Johnson & Johnson Submits sNDA for CAPLYTA®: A Major Step in Schizophrenia Relapse Prevention

TITUSVILLE, N.J. – July 8, 2025 – Johnson & Johnson (NYSE: JNJ) today announced a significant milestone in its commitment to mental health, with the submission of a supplemental New Drug Application (sNDA) to the U.S. Food and Drug Administration (FDA). This submission is based on robust, long-term Phase 3 data demonstrating the efficacy and safety of CAPLYTA® (lumateperone) for the prevention of relapse in adults with schizophrenia. The data highlights a remarkable 63 percent reduction in the risk of relapse compared to placebo, underscoring CAPLYTA®'s potential to significantly improve patient outcomes.

Expanding Treatment Horizons for Schizophrenia

CAPLYTA®, developed by Intra-Cellular Therapies and now part of Johnson & Johnson's expanding neuroscience portfolio, is already FDA-approved for the treatment of schizophrenia and is the first and only approved treatment for bipolar I and II depression as both an adjunctive and monotherapy. The potential approval of this sNDA would further solidify CAPLYTA®'s role as a cornerstone therapy in managing complex psychiatric conditions. This strategic addition to Johnson & Johnson's robust portfolio of therapies means the company now offers the broadest range of treatment options for adults with schizophrenia, reinforcing its leadership in neuroscience.

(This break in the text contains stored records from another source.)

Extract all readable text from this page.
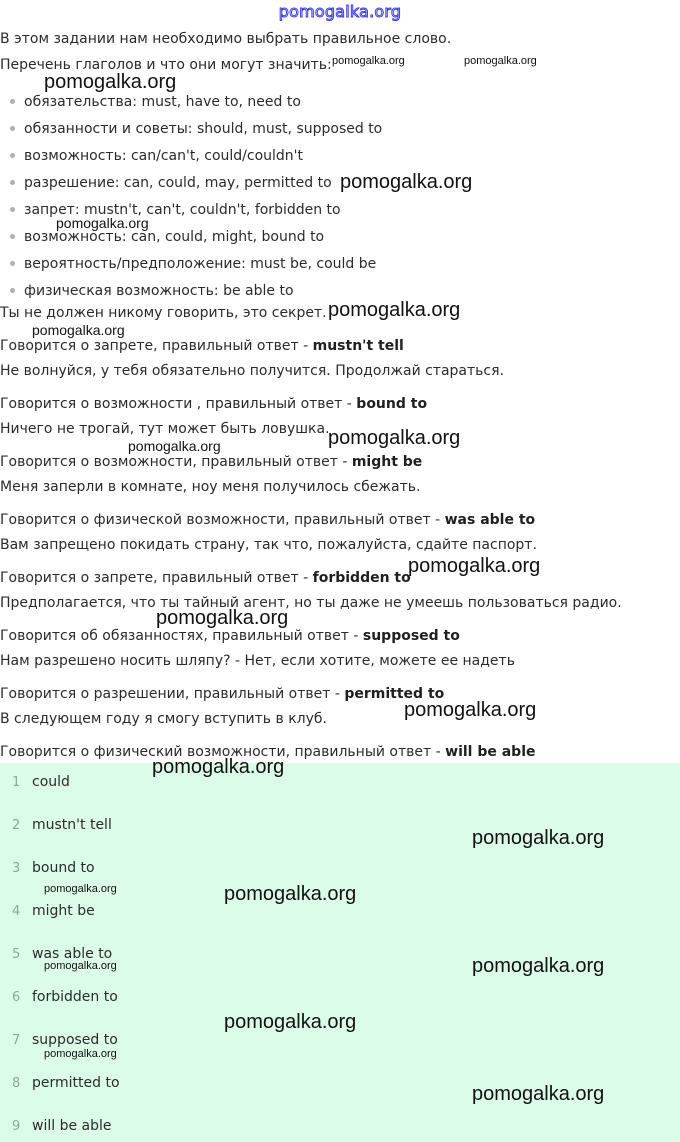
pomogalka.org
В этом задании нам необходимо выбрать правильное слово.
Перечень глаголов и что они могут значить:
обязательства: must, have to, need to
обязанности и советы: should, must, supposed to
возможность: can/can't, could/couldn't
разрешение: can, could, may, permitted to
запрет: mustn't, can't, couldn't, forbidden to
возможность: can, could, might, bound to
вероятность/предположение: must be, could be
физическая возможность: be able to
Ты не должен никому говорить, это секрет.
Говорится о запрете, правильный ответ - mustn't tell
Не волнуйся, у тебя обязательно получится. Продолжай стараться.
Говорится о возможности , правильный ответ - bound to
Ничего не трогай, тут может быть ловушка.
Говорится о возможности, правильный ответ - might be
Меня заперли в комнате, ноу меня получилось сбежать.
Говорится о физической возможности, правильный ответ - was able to
Вам запрещено покидать страну, так что, пожалуйста, сдайте паспорт.
Говорится о запрете, правильный ответ - forbidden to
Предполагается, что ты тайный агент, но ты даже не умеешь пользоваться радио.
Говорится об обязанностях, правильный ответ - supposed to
Нам разрешено носить шляпу? - Нет, если хотите, можете ее надеть
Говорится о разрешении, правильный ответ - permitted to
В следующем году я смогу вступить в клуб.
Говорится о физический возможности, правильный ответ - will be able
1 could
2 mustn't tell
3 bound to
4 might be
5 was able to
6 forbidden to
7 supposed to
8 permitted to
9 will be able
pomogalka.org	pomogalka.org
pomogalka.org
pomogalka.org
pomogalka.org
pomogalka.org
pomogalka.org
pomogalka.org
pomogalka.org
pomogalka.org
pomogalka.org
pomogalka.org
pomogalka.org
pomogalka.org
pomogalka.org
pomogalka.org
pomogalka.org	pomogalka.org
pomogalka.org
pomogalka.org
pomogalka.org
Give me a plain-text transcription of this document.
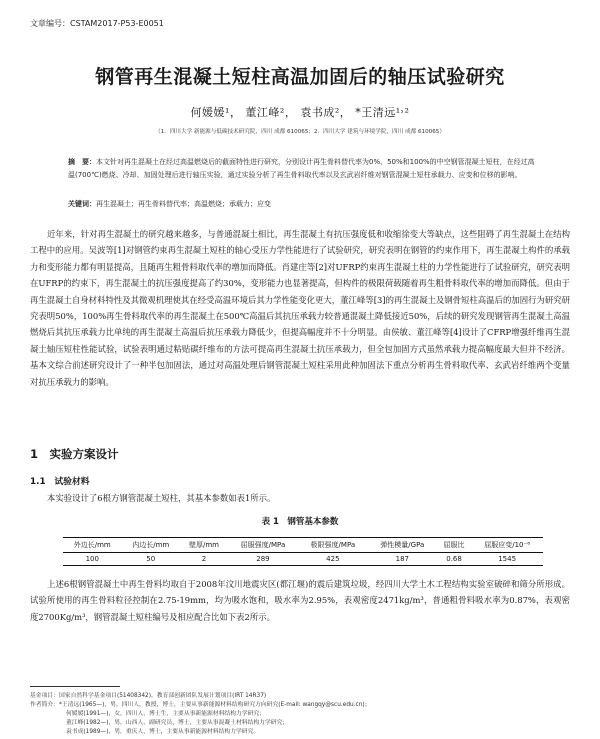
文章编号：CSTAM2017-P53-E0051
钢管再生混凝土短柱高温加固后的轴压试验研究
何媛媛¹， 董江峰²， 袁书成²， *王清远¹˒²
（1．四川大学 新能源与低碳技术研究院，四川 成都 610065；2．四川大学 建筑与环境学院，四川 成都 610065）
摘　要：本文针对再生混凝土在经过高温燃烧后的截面特性进行研究，分别设计再生骨料替代率为0%、50%和100%的中空钢管混凝土短柱，在经过高温(700℃)燃烧、冷却、加固处理后进行轴压实验，通过实验分析了再生骨料取代率以及玄武岩纤维对钢管混凝土短柱承载力、应变和位移的影响。
关键词：再生混凝土；再生骨料替代率；高温燃烧；承载力；应变
近年来，针对再生混凝土的研究越来越多，与普通混凝土相比，再生混凝土有抗压强度低和收缩徐变大等缺点，这些阻碍了再生混凝土在结构工程中的应用。吴波等[1]对钢管约束再生混凝土短柱的轴心受压力学性能进行了试验研究，研究表明在钢管的约束作用下，再生混凝土构件的承载力和变形能力都有明显提高，且随再生粗骨料取代率的增加而降低。肖建庄等[2]对UFRP约束再生混凝土柱的力学性能进行了试验研究，研究表明在UFRP的约束下，再生混凝土的抗压强度提高了约30%，变形能力也显著提高，但构件的极限荷载随着再生粗骨料取代率的增加而降低。但由于再生混凝土自身材料特性及其微观机理使其在经受高温环境后其力学性能变化更大，董江峰等[3]的再生混凝土及钢骨短柱高温后的加固行为研究研究表明50%，100%再生骨料取代率的再生混凝土在500℃高温后其抗压承载力较普通混凝土降低接近50%，后续的研究发现钢管再生混凝土高温燃烧后其抗压承载力比单纯的再生混凝土高温后抗压承载力降低少，但提高幅度并不十分明显。由侯敏、董江峰等[4]设计了CFRP增强纤维再生混凝土轴压短柱性能试验，试验表明通过粘贴碳纤维布的方法可提高再生混凝土抗压承载力，但全包加固方式虽然承载力提高幅度最大但并不经济。基本文综合前述研究设计了一种半包加固法，通过对高温处理后钢管混凝土短柱采用此种加固法下重点分析再生骨料取代率、玄武岩纤维两个变量对抗压承载力的影响。
1　实验方案设计
1.1　试验材料
本实验设计了6根方钢管混凝土短柱，其基本参数如表1所示。
表 1　钢管基本参数
外边长/mm	内边长/mm	壁厚/mm	屈服强度/MPa	极限强度/MPa	弹性模量/GPa	屈服比	屈服应变/10⁻⁶
100	50	2	289	425	187	0.68	1545
上述6根钢管混凝土中再生骨料均取自于2008年汶川地震灾区(都江堰)的震后建筑垃圾，经四川大学土木工程结构实验室破碎和筛分所形成。试验所使用的再生骨料粒径控制在2.75-19mm，均为吸水饱和，吸水率为2.95%，表观密度2471kg/m³，普通粗骨料吸水率为0.87%，表观密度2700Kg/m³，钢管混凝土短柱编号及相应配合比如下表2所示。
基金项目：国家自然科学基金项目(51408342)，教育部创新团队发展计划项目(IRT 14R37)
作者简介：*王清远(1965—)，男，四川人，教授，博士，主要从事新能源材料结构研究方向研究(E-mail: wangqy@scu.edu.cn)；
何媛媛(1991—)，女，四川人，博士生，主要从事新能源材料结构力学研究；
董江峰(1982—)，男，山西人，副研究员，博士，主要从事混凝土材料结构力学研究；
袁书成(1989—)，男，重庆人，博士，主要从事新能源材料结构力学研究。
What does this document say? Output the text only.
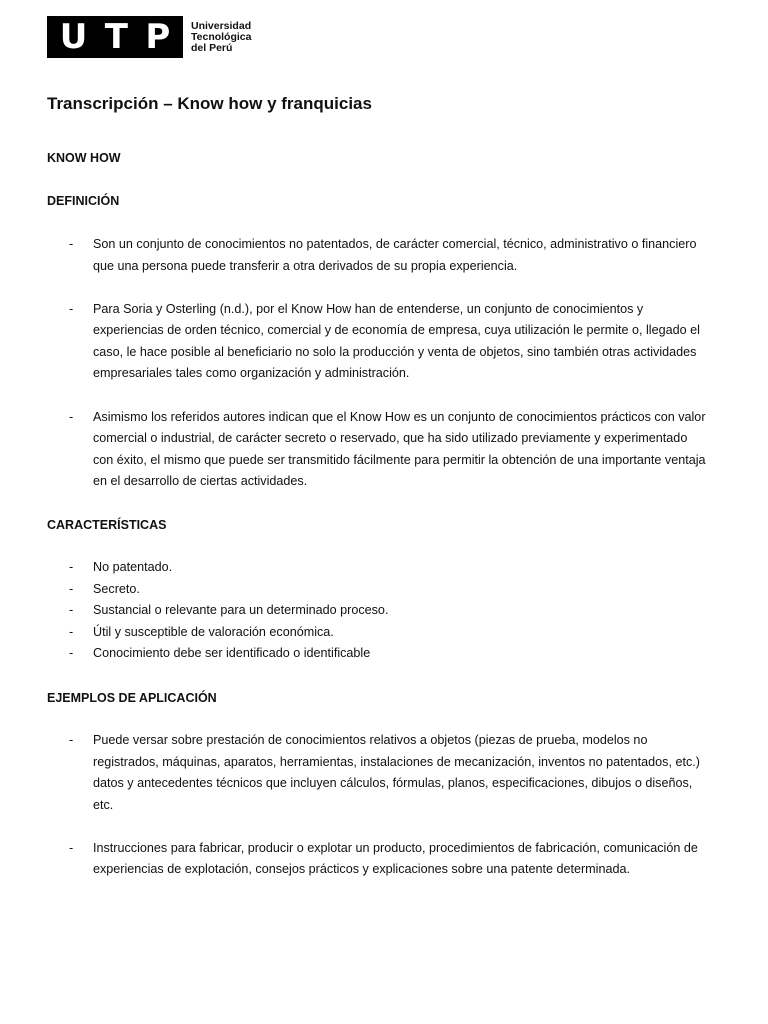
U T P Universidad
Tecnológica
del Perú
Transcripción – Know how y franquicias
KNOW HOW
DEFINICIÓN
- Son un conjunto de conocimientos no patentados, de carácter comercial, técnico, administrativo o financiero que una persona puede transferir a otra derivados de su propia experiencia.
- Para Soria y Osterling (n.d.), por el Know How han de entenderse, un conjunto de conocimientos y experiencias de orden técnico, comercial y de economía de empresa, cuya utilización le permite o, llegado el caso, le hace posible al beneficiario no solo la producción y venta de objetos, sino también otras actividades empresariales tales como organización y administración.
- Asimismo los referidos autores indican que el Know How es un conjunto de conocimientos prácticos con valor comercial o industrial, de carácter secreto o reservado, que ha sido utilizado previamente y experimentado con éxito, el mismo que puede ser transmitido fácilmente para permitir la obtención de una importante ventaja en el desarrollo de ciertas actividades.
CARACTERÍSTICAS
- No patentado.
- Secreto.
- Sustancial o relevante para un determinado proceso.
- Útil y susceptible de valoración económica.
- Conocimiento debe ser identificado o identificable
EJEMPLOS DE APLICACIÓN
- Puede versar sobre prestación de conocimientos relativos a objetos (piezas de prueba, modelos no registrados, máquinas, aparatos, herramientas, instalaciones de mecanización, inventos no patentados, etc.) datos y antecedentes técnicos que incluyen cálculos, fórmulas, planos, especificaciones, dibujos o diseños, etc.
- Instrucciones para fabricar, producir o explotar un producto, procedimientos de fabricación, comunicación de experiencias de explotación, consejos prácticos y explicaciones sobre una patente determinada.
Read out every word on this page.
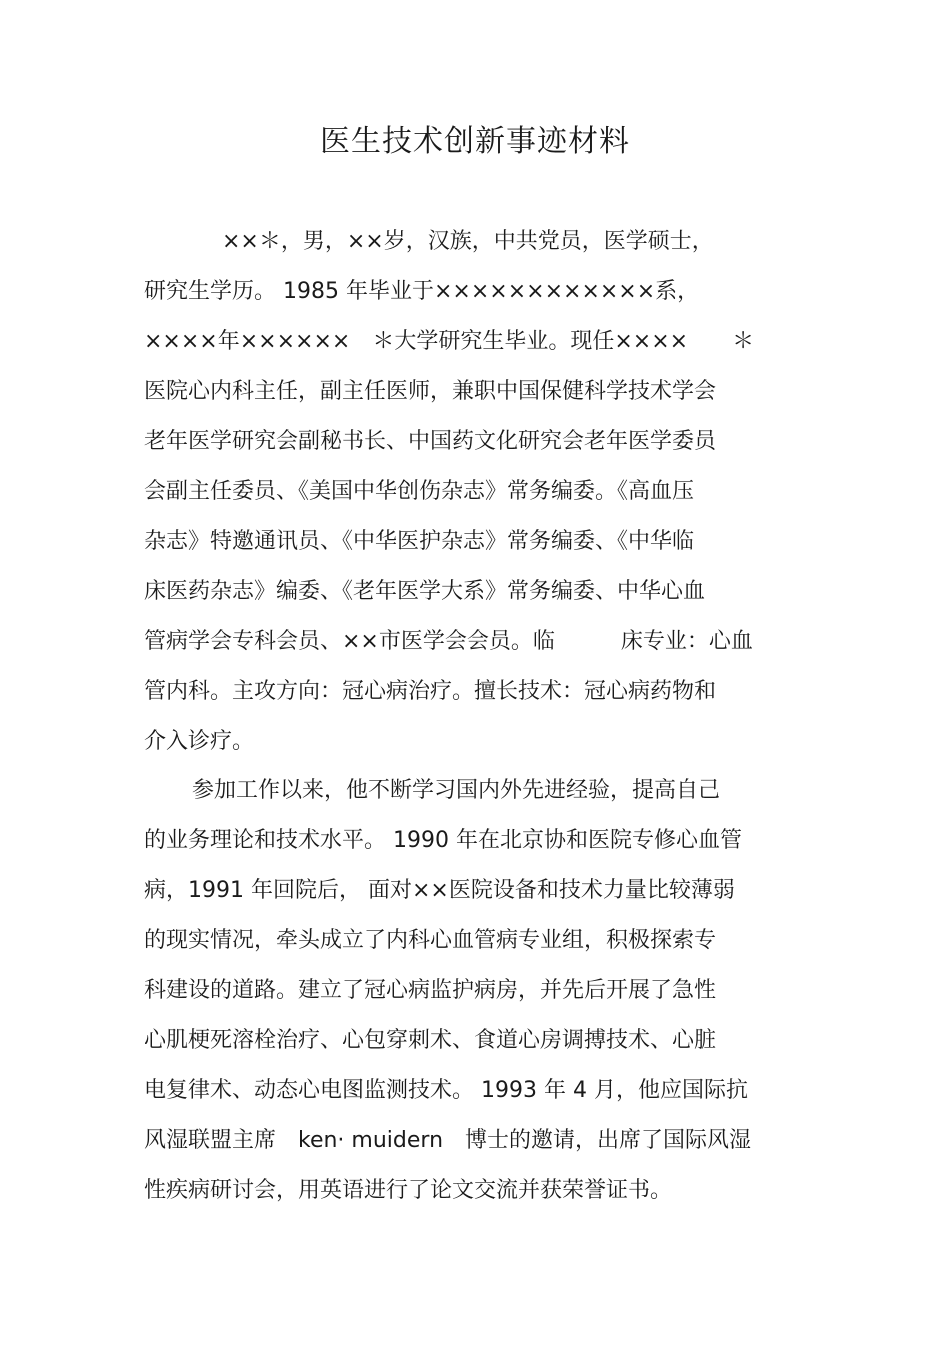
医生技术创新事迹材料
××＊，男，××岁，汉族，中共党员，医学硕士，
研究生学历。 1985 年毕业于××××××××××××系，
××××年××××××　＊大学研究生毕业。现任××××　　＊
医院心内科主任，副主任医师，兼职中国保健科学技术学会
老年医学研究会副秘书长、中国药文化研究会老年医学委员
会副主任委员、《美国中华创伤杂志》常务编委。《高血压
杂志》特邀通讯员、《中华医护杂志》常务编委、《中华临
床医药杂志》编委、《老年医学大系》常务编委、中华心血
管病学会专科会员、××市医学会会员。临　　　床专业：心血
管内科。主攻方向：冠心病治疗。擅长技术：冠心病药物和
介入诊疗。
参加工作以来，他不断学习国内外先进经验，提高自己
的业务理论和技术水平。 1990 年在北京协和医院专修心血管
病，1991 年回院后， 面对××医院设备和技术力量比较薄弱
的现实情况，牵头成立了内科心血管病专业组，积极探索专
科建设的道路。建立了冠心病监护病房，并先后开展了急性
心肌梗死溶栓治疗、心包穿刺术、食道心房调搏技术、心脏
电复律术、动态心电图监测技术。 1993 年 4 月，他应国际抗
风湿联盟主席　ken· muidern　博士的邀请，出席了国际风湿
性疾病研讨会，用英语进行了论文交流并获荣誉证书。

Schizophrenia is a chronic and severe mental disorder affecting millions worldwide, characterized by profound disruptions in thought processes, perceptions, emotional responsiveness, and social interactions. Relapse prevention is a critical aspect of long-term management, as each relapse can lead to further functional decline and increased burden on patients, caregivers, and healthcare systems. The 63% reduction in relapse risk observed in the Phase 3 study is a compelling indicator of CAPLYTA®'s potential to offer a more stable and predictable course of illness for patients.

Clinical Data and Market Impact

The sNDA submission is a direct result of comprehensive long-term Phase 3 clinical trials that rigorously evaluated CAPLYTA®'s ability to prevent relapse. These studies involved a diverse patient population and meticulously tracked key endpoints related to relapse rates, safety, and tolerability. The positive outcomes from these trials provide strong evidence supporting CAPLYTA®'s therapeutic value in this critical indication.

From a market perspective, the potential approval of CAPLYTA® for relapse prevention would address a significant unmet medical need. While existing treatments manage acute symptoms, long-term relapse prevention remains a challenge. A therapy that can substantially reduce relapse rates offers immense value to patients, healthcare providers, and payers. This could translate into reduced hospitalizations, improved quality of life, and lower overall healthcare costs associated with managing recurrent episodes of schizophrenia.

Investment Insights for JNJ Shareholders

For investors, this sNDA submission represents a positive development for Johnson & Johnson. The expansion of CAPLYTA®'s label to include relapse prevention for schizophrenia would enhance its market potential and revenue streams. As a diversified healthcare giant, JNJ's pharmaceutical segment is a key growth driver, and new indications for established or recently acquired drugs contribute significantly to this growth.

This move reinforces JNJ's commitment to innovation in neuroscience, a therapeutic area with high unmet needs and significant market opportunities. The successful integration of CAPLYTA® into JNJ's portfolio, coupled with this sNDA, demonstrates effective pipeline management and strategic acquisitions. Investors should view this as a positive signal regarding JNJ's long-term pharmaceutical growth trajectory and its ability to leverage its extensive commercial infrastructure to maximize the reach of its therapies. Continued monitoring of the FDA's review process and subsequent commercialization efforts will be crucial for assessing the full financial impact.

Looking Ahead

The FDA's review process for sNDAs typically involves a thorough evaluation of the submitted data. Johnson & Johnson will work closely with the agency to facilitate a timely review. A positive decision would not only benefit patients but also further strengthen JNJ's position as a leader in mental health therapeutics, contributing to its sustained growth and market leadership.